So here's the thing:
I'd tried running a worldgen with increased quantities of blueberry metal and that certain other spoilery stuff, trying to see if the humans would ever learn to mine or use it after observing the other deep races. I'd set it to open ended, so it would keep running until whenever, but I had to stop it at around 4000 years or so. In the space of about 12 years, an entire desert and the mountains surrounding it hard turned into a single, gigantic orange blob on the map. The cursor on the gen screen wasn't telling me anything meaningful about it, so I'd wanted to take a look in legends mode.

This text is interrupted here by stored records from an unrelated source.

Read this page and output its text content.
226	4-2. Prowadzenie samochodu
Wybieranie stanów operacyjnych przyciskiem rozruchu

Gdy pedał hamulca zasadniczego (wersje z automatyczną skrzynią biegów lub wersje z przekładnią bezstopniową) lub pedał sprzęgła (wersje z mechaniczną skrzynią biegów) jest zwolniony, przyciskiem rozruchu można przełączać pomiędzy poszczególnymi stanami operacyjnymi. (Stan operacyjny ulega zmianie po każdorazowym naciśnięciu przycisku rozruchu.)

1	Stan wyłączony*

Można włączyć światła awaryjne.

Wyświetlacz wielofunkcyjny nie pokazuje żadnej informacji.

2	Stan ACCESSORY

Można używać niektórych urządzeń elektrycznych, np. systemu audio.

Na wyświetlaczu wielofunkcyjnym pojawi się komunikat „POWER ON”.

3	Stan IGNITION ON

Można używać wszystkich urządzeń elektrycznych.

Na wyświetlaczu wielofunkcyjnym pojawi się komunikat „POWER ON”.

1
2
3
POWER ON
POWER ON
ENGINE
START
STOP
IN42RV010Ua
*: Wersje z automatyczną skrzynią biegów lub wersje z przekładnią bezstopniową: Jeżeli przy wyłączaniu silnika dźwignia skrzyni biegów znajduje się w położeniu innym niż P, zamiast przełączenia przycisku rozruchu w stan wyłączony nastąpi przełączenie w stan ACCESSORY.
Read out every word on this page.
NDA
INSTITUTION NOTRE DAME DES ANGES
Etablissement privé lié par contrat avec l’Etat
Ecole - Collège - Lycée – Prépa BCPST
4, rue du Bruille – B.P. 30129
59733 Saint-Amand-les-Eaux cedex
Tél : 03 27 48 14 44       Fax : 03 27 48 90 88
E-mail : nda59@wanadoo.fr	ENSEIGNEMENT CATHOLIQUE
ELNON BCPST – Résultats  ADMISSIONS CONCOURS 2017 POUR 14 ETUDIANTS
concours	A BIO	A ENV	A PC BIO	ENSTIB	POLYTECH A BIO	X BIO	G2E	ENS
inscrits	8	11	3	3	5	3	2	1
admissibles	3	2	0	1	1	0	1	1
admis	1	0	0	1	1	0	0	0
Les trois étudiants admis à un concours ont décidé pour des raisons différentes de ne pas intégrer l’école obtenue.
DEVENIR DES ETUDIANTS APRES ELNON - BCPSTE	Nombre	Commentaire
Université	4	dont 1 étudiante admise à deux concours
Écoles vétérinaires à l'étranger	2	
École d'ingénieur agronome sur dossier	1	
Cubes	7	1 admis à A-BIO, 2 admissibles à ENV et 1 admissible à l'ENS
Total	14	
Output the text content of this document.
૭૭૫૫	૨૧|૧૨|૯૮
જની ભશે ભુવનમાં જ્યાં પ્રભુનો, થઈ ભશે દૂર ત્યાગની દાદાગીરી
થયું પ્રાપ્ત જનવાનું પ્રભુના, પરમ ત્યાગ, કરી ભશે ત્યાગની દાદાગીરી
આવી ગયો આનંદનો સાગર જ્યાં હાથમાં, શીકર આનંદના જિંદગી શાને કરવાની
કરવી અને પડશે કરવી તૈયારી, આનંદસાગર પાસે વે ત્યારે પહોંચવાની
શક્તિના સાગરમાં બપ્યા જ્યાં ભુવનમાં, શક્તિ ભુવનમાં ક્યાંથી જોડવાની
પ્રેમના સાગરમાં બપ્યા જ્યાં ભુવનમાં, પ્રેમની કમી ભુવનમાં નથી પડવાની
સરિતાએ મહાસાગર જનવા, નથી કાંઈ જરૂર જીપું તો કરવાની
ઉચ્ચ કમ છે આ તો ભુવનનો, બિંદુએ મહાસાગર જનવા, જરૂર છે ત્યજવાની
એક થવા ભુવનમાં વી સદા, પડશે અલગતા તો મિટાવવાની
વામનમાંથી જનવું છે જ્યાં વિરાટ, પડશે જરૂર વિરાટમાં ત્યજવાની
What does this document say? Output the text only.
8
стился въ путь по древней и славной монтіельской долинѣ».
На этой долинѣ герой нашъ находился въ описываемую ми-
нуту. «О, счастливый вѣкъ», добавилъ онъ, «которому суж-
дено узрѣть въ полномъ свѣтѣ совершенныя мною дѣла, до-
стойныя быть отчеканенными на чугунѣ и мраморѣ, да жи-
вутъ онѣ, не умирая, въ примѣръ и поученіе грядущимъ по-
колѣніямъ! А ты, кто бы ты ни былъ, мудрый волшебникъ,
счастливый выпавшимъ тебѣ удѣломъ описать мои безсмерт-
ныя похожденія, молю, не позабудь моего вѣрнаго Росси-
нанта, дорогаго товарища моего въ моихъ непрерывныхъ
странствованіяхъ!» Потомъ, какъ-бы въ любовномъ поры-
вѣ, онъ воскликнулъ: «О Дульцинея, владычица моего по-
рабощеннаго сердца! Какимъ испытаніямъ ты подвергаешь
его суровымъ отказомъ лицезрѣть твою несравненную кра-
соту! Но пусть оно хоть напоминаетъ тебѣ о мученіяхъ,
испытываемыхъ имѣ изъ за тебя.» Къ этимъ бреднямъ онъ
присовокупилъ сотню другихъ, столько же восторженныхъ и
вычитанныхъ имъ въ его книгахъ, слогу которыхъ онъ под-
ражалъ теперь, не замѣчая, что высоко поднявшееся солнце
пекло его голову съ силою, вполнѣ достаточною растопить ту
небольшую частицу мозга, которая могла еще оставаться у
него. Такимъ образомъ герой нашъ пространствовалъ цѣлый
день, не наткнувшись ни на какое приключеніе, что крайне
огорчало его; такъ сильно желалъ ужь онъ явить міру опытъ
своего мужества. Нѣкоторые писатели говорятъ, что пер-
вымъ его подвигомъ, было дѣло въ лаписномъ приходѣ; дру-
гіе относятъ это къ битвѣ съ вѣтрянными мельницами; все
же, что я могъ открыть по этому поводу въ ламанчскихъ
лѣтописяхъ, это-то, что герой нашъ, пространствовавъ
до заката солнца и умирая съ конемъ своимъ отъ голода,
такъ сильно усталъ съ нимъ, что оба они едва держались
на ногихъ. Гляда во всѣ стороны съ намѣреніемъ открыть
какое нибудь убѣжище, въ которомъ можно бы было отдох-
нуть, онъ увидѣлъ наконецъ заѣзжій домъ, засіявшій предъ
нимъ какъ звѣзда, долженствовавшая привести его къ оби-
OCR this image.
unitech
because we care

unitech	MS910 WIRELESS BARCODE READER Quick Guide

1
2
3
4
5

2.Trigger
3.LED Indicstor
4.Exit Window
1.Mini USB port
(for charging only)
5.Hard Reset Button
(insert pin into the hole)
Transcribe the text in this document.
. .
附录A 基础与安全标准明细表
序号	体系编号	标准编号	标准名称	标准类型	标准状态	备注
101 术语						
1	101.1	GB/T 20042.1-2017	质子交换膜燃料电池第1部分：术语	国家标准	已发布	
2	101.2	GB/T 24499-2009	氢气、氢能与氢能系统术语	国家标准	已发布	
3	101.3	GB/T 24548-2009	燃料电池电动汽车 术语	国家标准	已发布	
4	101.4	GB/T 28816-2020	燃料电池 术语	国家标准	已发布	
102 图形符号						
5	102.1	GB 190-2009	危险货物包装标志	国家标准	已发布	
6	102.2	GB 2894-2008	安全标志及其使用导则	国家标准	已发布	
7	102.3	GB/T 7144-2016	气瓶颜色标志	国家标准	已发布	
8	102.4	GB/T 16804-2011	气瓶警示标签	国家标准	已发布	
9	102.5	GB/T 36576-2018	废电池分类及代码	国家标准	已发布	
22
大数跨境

Well, I had pasted several of the good old forum anectdotes from waaaaaaaaay back when into the Mythology gen file, and as it turns out, some dwarf had a sudden burst of inspiration after hearing an old fairy tale. I think it must have been based on the old "dwarven calculator" one. Anyway, it wasn't just a mood, legends says it was one of those "megaproject" secret goals. He started up a mining company to build materials, and after mastering mechanics went on to impress several of the local leaders with his craftsmanship. Eventually he had control of the entire empire through his popularity and influence, and then he started actually building the thing.
Basically, he turned the entire civ into a giant team of hardcore miners. I even saw some of those giant clockwork excavators that Jimm04 had in his world (the one that got worshipped by kobolds after the dwarves disappeared, not the one that the goblins tried to make). They basically turned several mountains inside out to get at the big spoilerite motherlodes, before digging them into absolute craters to get at all the blueberry veins below. I assume that one incident with the other Dwarven kingdom a few centuries back forewarned them of the HFS.
So, with the massive piles of this awesome stuff, he started building a big-old clockwork computer. He'd apparently worked out that the physical properties of these materials would allow the clockwork to keep consistent data across such large distances. There was a test thing built under his old hometown, and once it worked he just kept expanding it. 15 years later, it's huge enough to blot out an entire region of the world view screen. Just going on some rough calculations from the clockwork logic table posted a while back, it must have had RAM comparable to my old laptop.
But that's not the real kicker. What did he need all that computational power for? Well, as it turns out, his civ's religion had a yoga-esque bent, i.e. "Entire cosmos exists inside your body as your body exists inside the cosmos". It was a giant temple to recursion. He was running a simulation of the world. But since he couldn't research everything about the world and put it in, he'd built it to take some rules about how the world works and then extrapolate a fascimile of the real world from that, then run the simulated world. In other words, it was doing worldgen. Dwarf Fortress created a Dwarf that created Dwarf Fortress, from within Dwarf Fortress.
Do you think if I let the world run for long enough, there'll be a Dwarf in that Dwarf Fortress that will do the same thing?